The commander asked Paul how he obtained his citizenship, indicating that he purchased it with money. Paul answered that he was “born a citizen.” He was a citizen by birth, not by purchase.

22:29

Then, immediately, those who were about to examine him withdrew from him, and the commander was also afraid after he had bound him.

The commander became afraid because he bound a Roman citizen in chains. At this point, they stopped interrogating Paul.

22:30

The next day, because he wanted to know for certain why he was accused by the Jews, he released him from his bonds, and commanded the chief priests and all their council to appear, and brought Paul down and set him before them.

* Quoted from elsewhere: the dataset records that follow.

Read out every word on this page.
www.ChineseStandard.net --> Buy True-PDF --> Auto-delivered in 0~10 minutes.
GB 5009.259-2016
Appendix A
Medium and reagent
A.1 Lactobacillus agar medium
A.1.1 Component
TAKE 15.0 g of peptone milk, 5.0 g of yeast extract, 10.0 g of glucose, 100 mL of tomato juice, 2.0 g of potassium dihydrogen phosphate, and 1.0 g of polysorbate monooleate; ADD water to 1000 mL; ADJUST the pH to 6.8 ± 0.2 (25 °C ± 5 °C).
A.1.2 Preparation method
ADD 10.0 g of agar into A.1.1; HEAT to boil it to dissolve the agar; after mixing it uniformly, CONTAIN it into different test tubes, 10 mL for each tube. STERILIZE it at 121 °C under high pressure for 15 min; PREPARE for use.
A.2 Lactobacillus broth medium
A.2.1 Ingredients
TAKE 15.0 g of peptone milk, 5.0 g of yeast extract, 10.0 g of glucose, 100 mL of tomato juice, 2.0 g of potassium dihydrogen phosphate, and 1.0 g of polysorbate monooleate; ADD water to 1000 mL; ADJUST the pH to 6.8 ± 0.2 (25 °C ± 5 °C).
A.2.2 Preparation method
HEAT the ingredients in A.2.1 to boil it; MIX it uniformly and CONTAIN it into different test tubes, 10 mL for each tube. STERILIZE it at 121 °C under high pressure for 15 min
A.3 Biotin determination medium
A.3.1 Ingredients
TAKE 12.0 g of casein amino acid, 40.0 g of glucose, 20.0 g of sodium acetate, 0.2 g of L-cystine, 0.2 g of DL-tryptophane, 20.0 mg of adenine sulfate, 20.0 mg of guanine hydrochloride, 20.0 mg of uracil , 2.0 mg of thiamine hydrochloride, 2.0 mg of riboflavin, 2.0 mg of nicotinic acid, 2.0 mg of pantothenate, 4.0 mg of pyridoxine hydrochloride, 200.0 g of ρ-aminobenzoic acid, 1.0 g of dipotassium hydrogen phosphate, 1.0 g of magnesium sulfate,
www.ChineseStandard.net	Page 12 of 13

The next day, the commander released Paul from his chains. His Roman citizenship prevented him from being imprisoned. The commander wanted to know why Jewish leadership accused Paul of crimes, so he brought the apostle before the Jewish council.

PRINCIPLE:

It is proper for Christians to use their secular citizenship.

APPLICATION:

The Roman commander went through phases of understanding Paul. First, he thought he was an Egyptian rebel, then he learned that Paul was a learned Jew from Tarsus, and then finally, he discovered the apostle was born a Roman citizen. After discovering Paul’s Roman citizenship, he respected his rights and gave him protective custody. As Paul used his rights as a citizen, Christians should use their rights in governmental affairs.